About this time, it is understood, Raleigh took up seriously and earnestly the great literary work of his life, The History of the World. It must have been brewing in his mind for years, for in his preface he expressed the fears he had entertained ’that the darkness of age and death would have overtaken him long before the performance.’ The work, according to Camden, was published in April 1614, just before the meeting of Parliament. It appeared anonymously, and for obvious reasons was not entered at Stationers’ Hall. James is said to have had his conscience so pricked by certain passages which everywhere pervade the work on the power, conduct and responsibility of princes, that strenuous efforts were made in January 1615 to call in and suppress it, but the king might as well have attempted to call back a departed spirit by Act of Parliament as to call in that ’ History of the World’ by royal proclamation. The Book was in type and in the hands of the people of England. It could therefore no more be suppressed at that day by princely power than could manifest destiny itself. The second edition of 1621 was the first with Raleigh’s name.
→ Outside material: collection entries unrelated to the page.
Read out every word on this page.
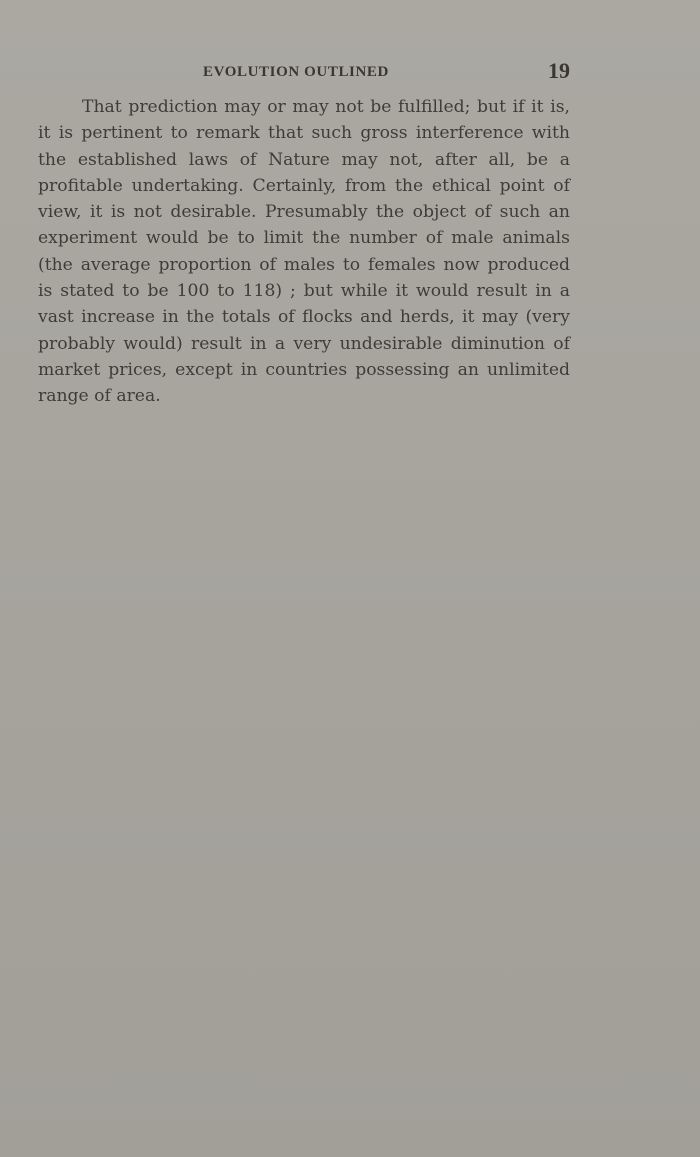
EVOLUTION OUTLINED	19

That prediction may or may not be fulfilled; but if it is, it is pertinent to remark that such gross interference with the established laws of Nature may not, after all, be a profitable undertaking. Certainly, from the ethical point of view, it is not desirable. Presumably the object of such an experiment would be to limit the number of male animals (the average proportion of males to females now produced is stated to be 100 to 118) ; but while it would result in a vast increase in the totals of flocks and herds, it may (very probably would) result in a very undesirable diminution of market prices, except in countries possessing an unlimited range of area.
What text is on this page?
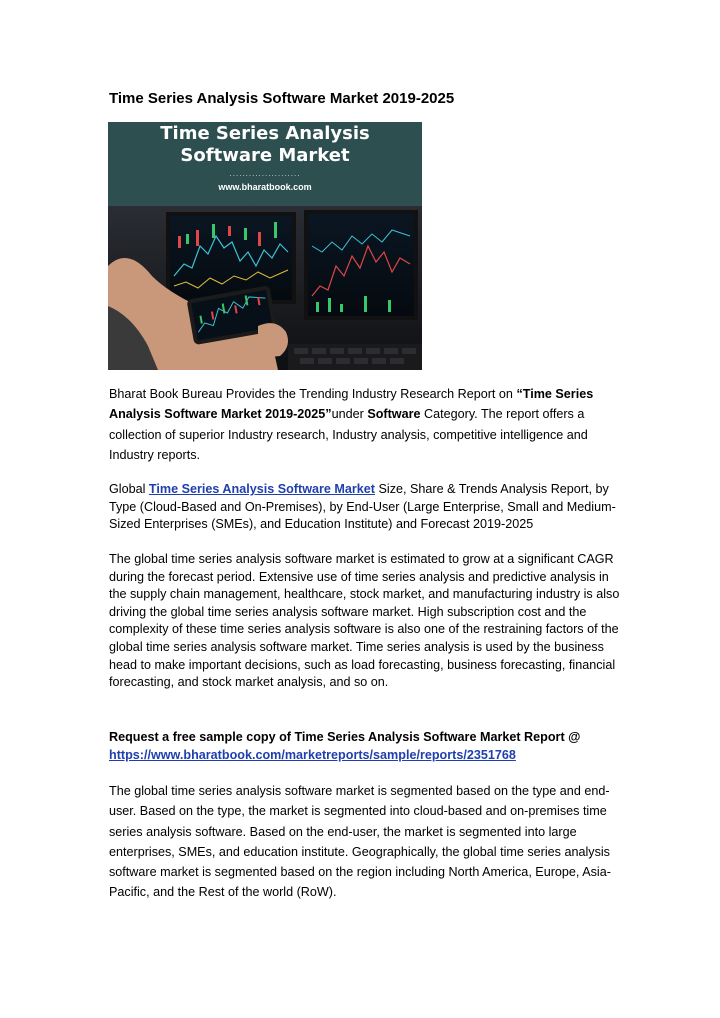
Time Series Analysis Software Market 2019-2025
Time Series Analysis
Software Market
......................
www.bharatbook.com
Bharat Book Bureau Provides the Trending Industry Research Report on “Time Series Analysis Software Market 2019-2025”under Software Category. The report offers a collection of superior Industry research, Industry analysis, competitive intelligence and Industry reports.
Global Time Series Analysis Software Market Size, Share & Trends Analysis Report, by Type (Cloud-Based and On-Premises), by End-User (Large Enterprise, Small and Medium-Sized Enterprises (SMEs), and Education Institute) and Forecast 2019-2025
The global time series analysis software market is estimated to grow at a significant CAGR during the forecast period. Extensive use of time series analysis and predictive analysis in the supply chain management, healthcare, stock market, and manufacturing industry is also driving the global time series analysis software market. High subscription cost and the complexity of these time series analysis software is also one of the restraining factors of the global time series analysis software market. Time series analysis is used by the business head to make important decisions, such as load forecasting, business forecasting, financial forecasting, and stock market analysis, and so on.
Request a free sample copy of Time Series Analysis Software Market Report @ https://www.bharatbook.com/marketreports/sample/reports/2351768
The global time series analysis software market is segmented based on the type and end-user. Based on the type, the market is segmented into cloud-based and on-premises time series analysis software. Based on the end-user, the market is segmented into large enterprises, SMEs, and education institute. Geographically, the global time series analysis software market is segmented based on the region including North America, Europe, Asia-Pacific, and the Rest of the world (RoW).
This grand work, which in almost everychapter shows the masterly hand of Raleigh himself, needs no comment here. It is however no disparagement of the book (but the contrary) to say that in the collection, arrangement and condensation of its materials; that in unlocking the muniment room of antiquity and perusing the chief authors of the Greek and Latin classics from Heroditus to Livy and Eusebius, covering a period of near four thousand years, he must have had at cheerful beck powerful and competent aid. To collect, read, collate, note down, and digest these vast and scattered treasures into reasonable and presentable shape for the master mind, required not a bevy of poets and parsons, but one masterly scholar of scientific, analytic, mathematical, philosophical and religious training. Such a man was Hariot.
We read of Gibbon’s twenty years’ fag and toil on the materials of the History of the Roman Empire alone, and at a time when there were many aids not existing in Raleigh’s day. Gibbon personally ransacked the libraries of Europe. Raleigh had scarcely four years to cover the four most ancient empires and a much longer period, and was himself confined to Tower Hill. But he had at command a Hariot, a sort of winged Mercury, who was neither entowered nor hide-bound with conceit or ignorance. He was a marvellously good Greek and Latin scholar, who wrote Latin with almost as much ease as English. One has but to read the vast number of notes, citations and particular references in the History of the World to see the height, depth, and perfect modelling of the structure.